Le député Les Républicains Antoine Vermorel a avancé une proposition législative visant à instaurer un fichier spécifique pour les personnes condamnées ou mises en cause pour des faits d’agression sexuelle. Cette annonce, faite en réaction à l’affaire Lyhanna, intervient alors que de nombreuses voix s’élèvent pour réclamer un renforcement du suivi judiciaire des auteurs de ce type d’infractions.
L’élu a précisé que ce fichier, qu’il nomme « fiche AS » pour « agresseur sexuel », aurait vocation à centraliser les données relatives aux individus ayant été reconnus coupables ou faisant l’objet de procédures pour violences sexuelles. Le dispositif s’inspirerait, dans son architecture, des fichiers existants pour les crimes les plus graves, comme le fichier judiciaire automatisé des auteurs d’infractions sexuelles ou violentes (FIJAISV).

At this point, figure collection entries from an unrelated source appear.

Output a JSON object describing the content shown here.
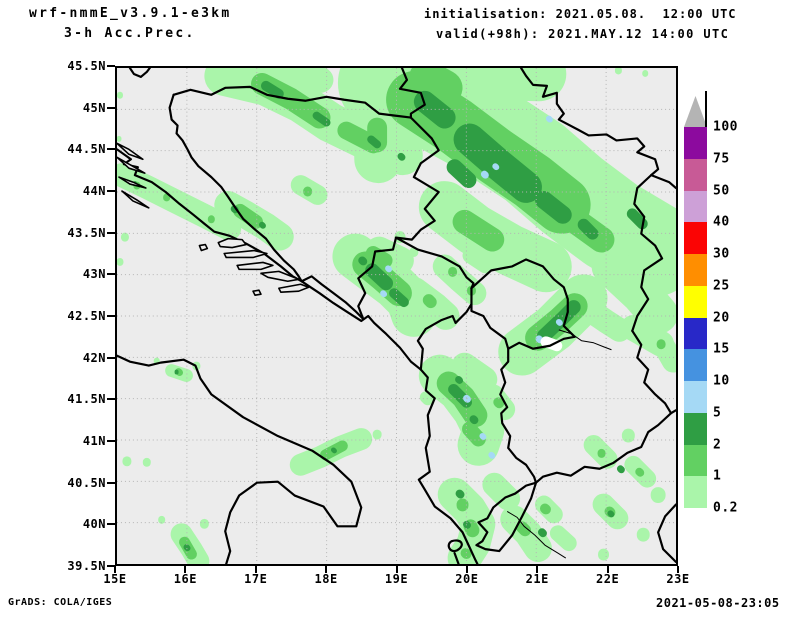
{
  "header": {
    "model": "wrf-nmmE_v3.9.1-e3km",
    "product": "3-h Acc.Prec.",
    "init_label": "initialisation: 2021.05.08.  12:00 UTC",
    "valid_label": "valid(+98h): 2021.MAY.12 14:00 UTC"
  },
  "footer": {
    "left": "GrADS: COLA/IGES",
    "right": "2021-05-08-23:05"
  },
  "axes": {
    "y_ticks": [
      "45.5N",
      "45N",
      "44.5N",
      "44N",
      "43.5N",
      "43N",
      "42.5N",
      "42N",
      "41.5N",
      "41N",
      "40.5N",
      "40N",
      "39.5N"
    ],
    "x_ticks": [
      "15E",
      "16E",
      "17E",
      "18E",
      "19E",
      "20E",
      "21E",
      "22E",
      "23E"
    ]
  },
  "colorbar": {
    "values": [
      "100",
      "75",
      "50",
      "40",
      "30",
      "25",
      "20",
      "15",
      "10",
      "5",
      "2",
      "1",
      "0.2"
    ],
    "colors": [
      "#8c0a9e",
      "#c85a96",
      "#cda0d7",
      "#fb0404",
      "#ff8e00",
      "#ffff00",
      "#2828c8",
      "#4592e0",
      "#a5d9f5",
      "#2f9e44",
      "#62d062",
      "#aaf5aa"
    ],
    "overflow_color": "#b4b4b4"
  },
  "map": {
    "background": "#ececec",
    "grid_color": "#b4b4b4",
    "border_color": "#000000",
    "precip_colors": {
      "light": "#aaf5aa",
      "medium": "#62d062",
      "dark": "#2f9e44",
      "heavy_cell": "#a5d9f5",
      "void": "#ffffff"
    }
  }
}
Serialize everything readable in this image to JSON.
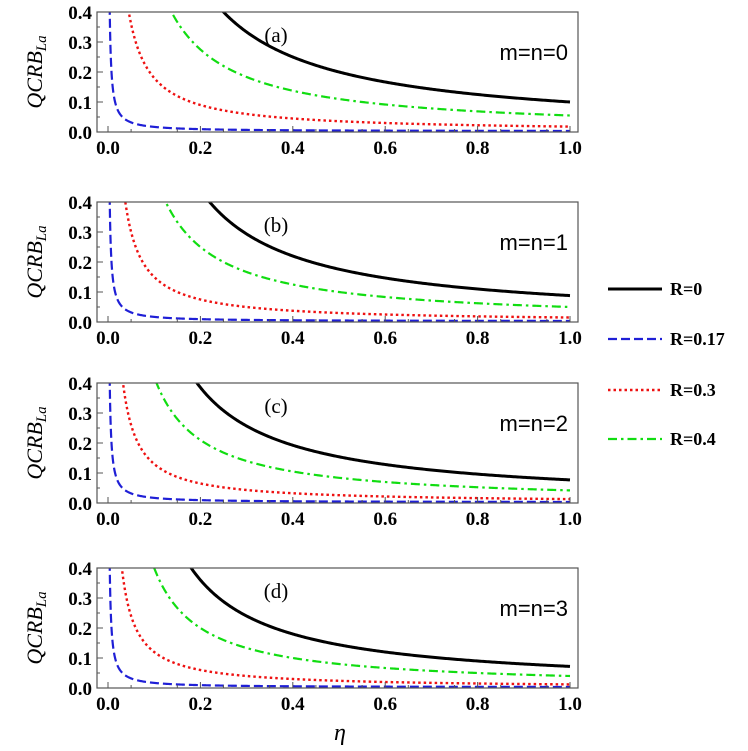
{
  "chart_data": [
    {
      "type": "line",
      "panel_label": "(a)",
      "annotation": "m=n=0",
      "ylabel": "QCRB",
      "ylabel_sub": "La",
      "xlabel": "",
      "xlim": [
        0,
        1.0
      ],
      "ylim": [
        0,
        0.4
      ],
      "xticks": [
        "0.0",
        "0.2",
        "0.4",
        "0.6",
        "0.8",
        "1.0"
      ],
      "yticks": [
        "0.0",
        "0.1",
        "0.2",
        "0.3",
        "0.4"
      ],
      "series": [
        {
          "name": "R=0",
          "k": 0.1,
          "floor": 0
        },
        {
          "name": "R=0.17",
          "k": 0.0015,
          "floor": 0.002
        },
        {
          "name": "R=0.3",
          "k": 0.018,
          "floor": 0
        },
        {
          "name": "R=0.4",
          "k": 0.055,
          "floor": 0
        }
      ]
    },
    {
      "type": "line",
      "panel_label": "(b)",
      "annotation": "m=n=1",
      "ylabel": "QCRB",
      "ylabel_sub": "La",
      "xlabel": "",
      "xlim": [
        0,
        1.0
      ],
      "ylim": [
        0,
        0.4
      ],
      "xticks": [
        "0.0",
        "0.2",
        "0.4",
        "0.6",
        "0.8",
        "1.0"
      ],
      "yticks": [
        "0.0",
        "0.1",
        "0.2",
        "0.3",
        "0.4"
      ],
      "series": [
        {
          "name": "R=0",
          "k": 0.088,
          "floor": 0
        },
        {
          "name": "R=0.17",
          "k": 0.0015,
          "floor": 0.002
        },
        {
          "name": "R=0.3",
          "k": 0.015,
          "floor": 0
        },
        {
          "name": "R=0.4",
          "k": 0.05,
          "floor": 0
        }
      ]
    },
    {
      "type": "line",
      "panel_label": "(c)",
      "annotation": "m=n=2",
      "ylabel": "QCRB",
      "ylabel_sub": "La",
      "xlabel": "",
      "xlim": [
        0,
        1.0
      ],
      "ylim": [
        0,
        0.4
      ],
      "xticks": [
        "0.0",
        "0.2",
        "0.4",
        "0.6",
        "0.8",
        "1.0"
      ],
      "yticks": [
        "0.0",
        "0.1",
        "0.2",
        "0.3",
        "0.4"
      ],
      "series": [
        {
          "name": "R=0",
          "k": 0.077,
          "floor": 0
        },
        {
          "name": "R=0.17",
          "k": 0.0015,
          "floor": 0.002
        },
        {
          "name": "R=0.3",
          "k": 0.013,
          "floor": 0
        },
        {
          "name": "R=0.4",
          "k": 0.042,
          "floor": 0
        }
      ]
    },
    {
      "type": "line",
      "panel_label": "(d)",
      "annotation": "m=n=3",
      "ylabel": "QCRB",
      "ylabel_sub": "La",
      "xlabel": "η",
      "xlim": [
        0,
        1.0
      ],
      "ylim": [
        0,
        0.4
      ],
      "xticks": [
        "0.0",
        "0.2",
        "0.4",
        "0.6",
        "0.8",
        "1.0"
      ],
      "yticks": [
        "0.0",
        "0.1",
        "0.2",
        "0.3",
        "0.4"
      ],
      "series": [
        {
          "name": "R=0",
          "k": 0.072,
          "floor": 0
        },
        {
          "name": "R=0.17",
          "k": 0.0015,
          "floor": 0.002
        },
        {
          "name": "R=0.3",
          "k": 0.012,
          "floor": 0
        },
        {
          "name": "R=0.4",
          "k": 0.04,
          "floor": 0
        }
      ]
    }
  ],
  "legend": [
    {
      "label": "R=0",
      "color": "#000000",
      "style": "solid"
    },
    {
      "label": "R=0.17",
      "color": "#1f1fd6",
      "style": "dashed"
    },
    {
      "label": "R=0.3",
      "color": "#ee1111",
      "style": "dotted"
    },
    {
      "label": "R=0.4",
      "color": "#11dd11",
      "style": "dashdot"
    }
  ]
}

Un outil de prévention et de suivi
Selon Antoine Vermorel, cette mesure viserait à améliorer l’efficacité du suivi des agresseurs sexuels, en garantissant aux services de police, de gendarmerie et à l’autorité judiciaire un accès rapide et fiable aux informations. L’objectif affiché est de prévenir les récidives et de faciliter les enquêtes en cas de nouvelles infractions. Le député considère que le dispositif actuel présente des lacunes et que la création d’une fiche dédiée permettrait de combler des angles morts dans la surveillance des individus dangereux.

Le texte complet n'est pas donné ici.